Meteorologists watched satellite imagery in complete awe as the storm intensified.
"We are in new territory," National Hurricane Center Meteorologist Dennis Feltgen wrote on Facebook. "The historical record, going back to 1851, finds no Category 4 hurricane ever hitting the Florida panhandle."
Colorado State University hurricane expert Phil Klotzbach said in an email: "I really fear for what things are going to look like there tomorrow at this time."
Scientists say global warming is responsible for more intense and more frequent extreme weather, such as storms, droughts, floods and fires. But without extensive study, they cannot directly link a single weather event to the changing climate.
With Election Day less than a month away, the crisis was seen as a test of leadership for Scott, a Republican running for the Senate, and Tallahassee Mayor Andrew Gillum, the Democratic nominee for governor. Just as Northern politicians are judged on how they handle snowstorms, their Southern counterparts are watched closely for how they deal with hurricanes.

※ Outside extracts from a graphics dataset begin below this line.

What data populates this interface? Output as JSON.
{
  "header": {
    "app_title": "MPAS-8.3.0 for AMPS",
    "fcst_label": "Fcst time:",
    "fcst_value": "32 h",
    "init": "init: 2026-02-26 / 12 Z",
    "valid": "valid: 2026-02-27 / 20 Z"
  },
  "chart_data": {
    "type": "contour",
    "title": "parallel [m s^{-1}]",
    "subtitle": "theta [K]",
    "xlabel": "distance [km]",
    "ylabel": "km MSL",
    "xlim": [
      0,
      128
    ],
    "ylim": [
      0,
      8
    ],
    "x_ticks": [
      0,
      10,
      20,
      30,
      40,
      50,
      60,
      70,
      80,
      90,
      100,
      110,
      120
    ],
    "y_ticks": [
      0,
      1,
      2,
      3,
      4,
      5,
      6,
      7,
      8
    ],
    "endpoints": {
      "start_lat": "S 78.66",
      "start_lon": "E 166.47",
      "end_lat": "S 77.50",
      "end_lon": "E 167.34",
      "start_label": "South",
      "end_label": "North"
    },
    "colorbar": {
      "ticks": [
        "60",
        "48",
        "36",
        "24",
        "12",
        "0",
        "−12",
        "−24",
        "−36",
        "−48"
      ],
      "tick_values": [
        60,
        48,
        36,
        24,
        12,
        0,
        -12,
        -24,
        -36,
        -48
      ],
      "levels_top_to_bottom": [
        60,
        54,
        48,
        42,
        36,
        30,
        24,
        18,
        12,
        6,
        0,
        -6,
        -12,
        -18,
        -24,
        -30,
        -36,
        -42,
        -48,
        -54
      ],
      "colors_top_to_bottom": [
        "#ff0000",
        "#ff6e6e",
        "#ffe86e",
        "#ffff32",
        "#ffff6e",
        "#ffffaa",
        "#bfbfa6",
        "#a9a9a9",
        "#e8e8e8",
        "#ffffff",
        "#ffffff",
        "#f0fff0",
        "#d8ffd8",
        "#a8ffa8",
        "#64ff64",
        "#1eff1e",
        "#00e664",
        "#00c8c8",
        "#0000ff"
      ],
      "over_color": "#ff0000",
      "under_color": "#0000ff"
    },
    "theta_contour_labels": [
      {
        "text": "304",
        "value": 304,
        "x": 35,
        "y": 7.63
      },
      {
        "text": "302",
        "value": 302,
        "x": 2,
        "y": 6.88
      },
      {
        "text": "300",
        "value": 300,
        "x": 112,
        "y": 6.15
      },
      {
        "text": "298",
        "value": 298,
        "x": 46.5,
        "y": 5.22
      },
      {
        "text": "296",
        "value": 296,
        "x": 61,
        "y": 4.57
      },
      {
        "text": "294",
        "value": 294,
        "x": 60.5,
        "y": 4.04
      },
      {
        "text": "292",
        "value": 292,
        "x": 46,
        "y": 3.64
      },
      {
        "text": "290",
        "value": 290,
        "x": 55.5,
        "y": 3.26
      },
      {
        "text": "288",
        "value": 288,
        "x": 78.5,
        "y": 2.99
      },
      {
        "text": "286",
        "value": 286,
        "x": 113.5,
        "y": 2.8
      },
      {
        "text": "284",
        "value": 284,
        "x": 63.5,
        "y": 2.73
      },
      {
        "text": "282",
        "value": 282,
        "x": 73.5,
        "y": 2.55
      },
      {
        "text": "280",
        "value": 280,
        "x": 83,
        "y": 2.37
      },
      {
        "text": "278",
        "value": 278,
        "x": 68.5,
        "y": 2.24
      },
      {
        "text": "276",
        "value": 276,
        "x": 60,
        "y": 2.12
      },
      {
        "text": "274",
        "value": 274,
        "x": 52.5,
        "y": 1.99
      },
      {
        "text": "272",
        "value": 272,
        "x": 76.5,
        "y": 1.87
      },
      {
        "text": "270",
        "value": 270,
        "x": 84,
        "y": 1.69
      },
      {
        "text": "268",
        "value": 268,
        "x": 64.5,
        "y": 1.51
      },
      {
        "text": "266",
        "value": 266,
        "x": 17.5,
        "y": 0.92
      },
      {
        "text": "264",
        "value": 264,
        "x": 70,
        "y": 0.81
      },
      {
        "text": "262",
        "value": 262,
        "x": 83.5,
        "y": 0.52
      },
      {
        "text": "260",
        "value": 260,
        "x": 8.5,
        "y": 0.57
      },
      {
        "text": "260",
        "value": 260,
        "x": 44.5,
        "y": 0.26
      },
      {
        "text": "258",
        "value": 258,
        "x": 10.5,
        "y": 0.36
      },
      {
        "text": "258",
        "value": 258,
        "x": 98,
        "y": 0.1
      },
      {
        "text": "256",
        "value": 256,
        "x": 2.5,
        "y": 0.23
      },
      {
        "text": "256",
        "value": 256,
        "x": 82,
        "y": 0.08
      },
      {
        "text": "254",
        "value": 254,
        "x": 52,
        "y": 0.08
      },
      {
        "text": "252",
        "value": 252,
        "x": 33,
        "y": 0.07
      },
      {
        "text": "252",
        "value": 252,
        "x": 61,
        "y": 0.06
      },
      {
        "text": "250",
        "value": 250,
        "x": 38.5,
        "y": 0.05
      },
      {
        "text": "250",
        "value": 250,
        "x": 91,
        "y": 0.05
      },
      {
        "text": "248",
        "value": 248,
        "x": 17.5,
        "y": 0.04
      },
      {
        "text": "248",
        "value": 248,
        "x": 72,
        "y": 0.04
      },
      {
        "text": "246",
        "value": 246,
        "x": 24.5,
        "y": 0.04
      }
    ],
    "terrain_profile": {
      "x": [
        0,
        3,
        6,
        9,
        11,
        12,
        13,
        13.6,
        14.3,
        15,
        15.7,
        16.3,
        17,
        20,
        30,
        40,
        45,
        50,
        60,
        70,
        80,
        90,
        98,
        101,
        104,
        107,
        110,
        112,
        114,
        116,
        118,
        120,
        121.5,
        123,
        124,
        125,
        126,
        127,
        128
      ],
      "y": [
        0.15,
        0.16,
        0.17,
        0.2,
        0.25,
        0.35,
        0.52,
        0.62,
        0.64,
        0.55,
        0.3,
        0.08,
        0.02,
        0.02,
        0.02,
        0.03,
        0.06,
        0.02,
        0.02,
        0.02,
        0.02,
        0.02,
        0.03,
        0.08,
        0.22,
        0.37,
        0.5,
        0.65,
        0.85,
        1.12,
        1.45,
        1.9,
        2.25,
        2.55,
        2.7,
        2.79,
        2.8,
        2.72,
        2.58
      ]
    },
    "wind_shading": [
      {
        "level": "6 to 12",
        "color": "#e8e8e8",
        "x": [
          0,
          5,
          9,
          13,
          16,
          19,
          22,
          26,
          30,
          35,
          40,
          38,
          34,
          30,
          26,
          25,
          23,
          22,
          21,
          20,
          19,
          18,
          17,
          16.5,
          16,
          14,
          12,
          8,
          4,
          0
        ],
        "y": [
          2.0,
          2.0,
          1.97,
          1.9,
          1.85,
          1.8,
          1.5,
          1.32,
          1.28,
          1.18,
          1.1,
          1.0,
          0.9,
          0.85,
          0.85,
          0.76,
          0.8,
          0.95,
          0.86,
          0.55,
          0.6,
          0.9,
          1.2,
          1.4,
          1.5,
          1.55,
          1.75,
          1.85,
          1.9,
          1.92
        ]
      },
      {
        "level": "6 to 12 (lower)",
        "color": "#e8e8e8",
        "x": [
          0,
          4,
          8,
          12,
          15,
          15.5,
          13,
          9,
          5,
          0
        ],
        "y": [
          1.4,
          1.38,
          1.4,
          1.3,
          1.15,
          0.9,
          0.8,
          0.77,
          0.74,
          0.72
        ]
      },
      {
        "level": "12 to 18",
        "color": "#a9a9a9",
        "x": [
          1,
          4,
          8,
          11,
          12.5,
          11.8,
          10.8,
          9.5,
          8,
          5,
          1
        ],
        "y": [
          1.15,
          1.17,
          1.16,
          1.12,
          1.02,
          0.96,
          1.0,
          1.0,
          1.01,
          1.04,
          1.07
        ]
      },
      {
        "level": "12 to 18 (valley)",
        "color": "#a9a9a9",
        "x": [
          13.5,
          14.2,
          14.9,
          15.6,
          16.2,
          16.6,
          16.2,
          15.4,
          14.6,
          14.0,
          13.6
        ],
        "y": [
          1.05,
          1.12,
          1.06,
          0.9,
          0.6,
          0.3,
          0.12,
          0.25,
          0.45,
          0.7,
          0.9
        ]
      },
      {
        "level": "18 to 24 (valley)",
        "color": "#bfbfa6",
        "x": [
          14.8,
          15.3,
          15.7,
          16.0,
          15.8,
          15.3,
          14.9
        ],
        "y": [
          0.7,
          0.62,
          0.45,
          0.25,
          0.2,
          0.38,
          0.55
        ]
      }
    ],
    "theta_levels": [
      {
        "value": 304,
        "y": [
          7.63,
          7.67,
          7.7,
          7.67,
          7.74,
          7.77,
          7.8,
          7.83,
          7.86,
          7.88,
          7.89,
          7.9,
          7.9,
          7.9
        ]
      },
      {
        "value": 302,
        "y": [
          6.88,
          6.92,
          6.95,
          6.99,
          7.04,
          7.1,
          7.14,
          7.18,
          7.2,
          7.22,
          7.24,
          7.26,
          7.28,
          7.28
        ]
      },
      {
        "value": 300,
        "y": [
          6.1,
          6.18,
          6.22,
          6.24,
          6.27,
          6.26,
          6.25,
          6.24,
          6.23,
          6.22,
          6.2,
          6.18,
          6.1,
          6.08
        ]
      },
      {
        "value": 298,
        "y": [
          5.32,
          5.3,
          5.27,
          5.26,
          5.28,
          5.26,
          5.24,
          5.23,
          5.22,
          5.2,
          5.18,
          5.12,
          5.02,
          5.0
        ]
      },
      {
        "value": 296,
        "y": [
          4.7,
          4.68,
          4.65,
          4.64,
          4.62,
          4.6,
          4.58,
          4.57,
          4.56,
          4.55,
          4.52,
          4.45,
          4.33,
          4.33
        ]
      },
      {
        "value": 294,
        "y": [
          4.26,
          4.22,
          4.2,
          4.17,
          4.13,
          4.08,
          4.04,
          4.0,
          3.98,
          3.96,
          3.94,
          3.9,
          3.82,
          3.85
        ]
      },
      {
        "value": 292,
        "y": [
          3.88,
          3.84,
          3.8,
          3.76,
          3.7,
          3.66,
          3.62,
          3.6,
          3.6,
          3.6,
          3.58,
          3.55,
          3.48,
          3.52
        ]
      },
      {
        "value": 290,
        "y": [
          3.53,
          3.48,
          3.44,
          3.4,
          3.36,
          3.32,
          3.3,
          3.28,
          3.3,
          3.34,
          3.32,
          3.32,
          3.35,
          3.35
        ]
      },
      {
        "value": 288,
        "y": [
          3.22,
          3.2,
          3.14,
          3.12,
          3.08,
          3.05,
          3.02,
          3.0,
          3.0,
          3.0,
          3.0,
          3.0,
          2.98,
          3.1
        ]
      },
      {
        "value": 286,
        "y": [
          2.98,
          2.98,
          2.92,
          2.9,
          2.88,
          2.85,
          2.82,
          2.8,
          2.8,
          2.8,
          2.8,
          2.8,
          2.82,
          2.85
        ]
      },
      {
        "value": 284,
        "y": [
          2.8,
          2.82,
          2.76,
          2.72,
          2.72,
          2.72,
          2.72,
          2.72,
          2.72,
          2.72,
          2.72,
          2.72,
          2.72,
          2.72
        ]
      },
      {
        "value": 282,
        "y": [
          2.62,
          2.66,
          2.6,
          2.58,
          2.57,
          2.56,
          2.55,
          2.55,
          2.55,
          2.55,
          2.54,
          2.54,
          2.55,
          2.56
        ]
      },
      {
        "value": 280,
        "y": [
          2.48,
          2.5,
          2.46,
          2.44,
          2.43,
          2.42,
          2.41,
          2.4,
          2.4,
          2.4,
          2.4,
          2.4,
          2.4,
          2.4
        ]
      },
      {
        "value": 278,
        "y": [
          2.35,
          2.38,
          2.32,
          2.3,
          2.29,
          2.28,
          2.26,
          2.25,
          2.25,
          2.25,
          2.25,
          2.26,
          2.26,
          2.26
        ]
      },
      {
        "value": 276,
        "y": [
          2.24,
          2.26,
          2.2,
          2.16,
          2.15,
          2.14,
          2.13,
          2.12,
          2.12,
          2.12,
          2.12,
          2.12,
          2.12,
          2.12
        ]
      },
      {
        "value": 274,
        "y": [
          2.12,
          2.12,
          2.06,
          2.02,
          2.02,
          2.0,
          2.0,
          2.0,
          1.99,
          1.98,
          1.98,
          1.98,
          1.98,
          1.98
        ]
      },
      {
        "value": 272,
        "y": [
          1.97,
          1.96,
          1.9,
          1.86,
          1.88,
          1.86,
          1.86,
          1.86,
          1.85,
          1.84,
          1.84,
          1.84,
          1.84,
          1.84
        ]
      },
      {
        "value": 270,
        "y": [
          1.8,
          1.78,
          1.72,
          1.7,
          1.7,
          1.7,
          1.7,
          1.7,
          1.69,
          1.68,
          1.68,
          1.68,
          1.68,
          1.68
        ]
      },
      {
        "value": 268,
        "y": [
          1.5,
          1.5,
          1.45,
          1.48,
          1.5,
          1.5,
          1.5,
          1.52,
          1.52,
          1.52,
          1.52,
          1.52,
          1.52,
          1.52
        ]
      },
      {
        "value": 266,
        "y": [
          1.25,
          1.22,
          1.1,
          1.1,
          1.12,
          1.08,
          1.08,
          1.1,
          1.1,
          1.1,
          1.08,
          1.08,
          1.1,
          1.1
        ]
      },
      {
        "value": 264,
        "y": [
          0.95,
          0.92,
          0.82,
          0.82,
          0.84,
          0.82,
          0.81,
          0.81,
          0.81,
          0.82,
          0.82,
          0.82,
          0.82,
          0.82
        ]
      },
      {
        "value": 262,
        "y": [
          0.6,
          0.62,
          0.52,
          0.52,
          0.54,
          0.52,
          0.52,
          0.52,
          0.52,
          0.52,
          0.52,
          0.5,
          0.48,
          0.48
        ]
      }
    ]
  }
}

Hours ahead of landfall, seawater was already lapping over the docks at Massalina Bayou near downtown Panama City, and knee-deep water was rising against buildings in St. Marks, which sits on an inlet south of Tallahassee, Florida's capital.
Huge waves pounded the white sands of Panama City Beach, shooting frothy water all the way to the base of wooden stairs that lead to the beach.
More than 5,000 evacuees sought shelter in Tallahassee, which is about 25 miles from the coast but is covered by live oak and pine trees that can fall and cause power outages even in smaller storms.
Only a skeleton staff remained at Tyndall Air Force Base, situated on a peninsula just south of Panama City. The home of the 325th Fighter Wing and some 600 military families appeared squarely targeted for the worst of the storm's fury, and leaders declared HURCON 1 status, ordering out all but essential personnel.
The base's aircraft, which include F-22 Raptors, were flown hundreds of miles away as a precaution. Forecasters predicted 9 to 14 feet of water at Tyndall.
Evacuations spanned 22 counties from the Panhandle into north-central Florida.
"We've told those who stayed to have their life jackets on when the storm comes," Tress Dameron, Franklin County emergency management coordinator, told The News Herald in Panama City.
In St. Marks, John Hargan and his family gathered up their pets and moved to a raised building constructed to withstand a Category 5 after water from the St. Marks River began surrounding their home.
Hargan's 11-year-old son, Jayden, carried one of the family's dogs in a laundry basket in one arm and held a skateboard in the other as he waded through calf-high water.
Hargan, a bartender at a riverfront restaurant, feared he would lose his home and his job to the storm.
"We basically just walked away from everything and said goodbye to it," he said, tears welling up. "I'm freakin' scared I'm going to lose everything I own, man."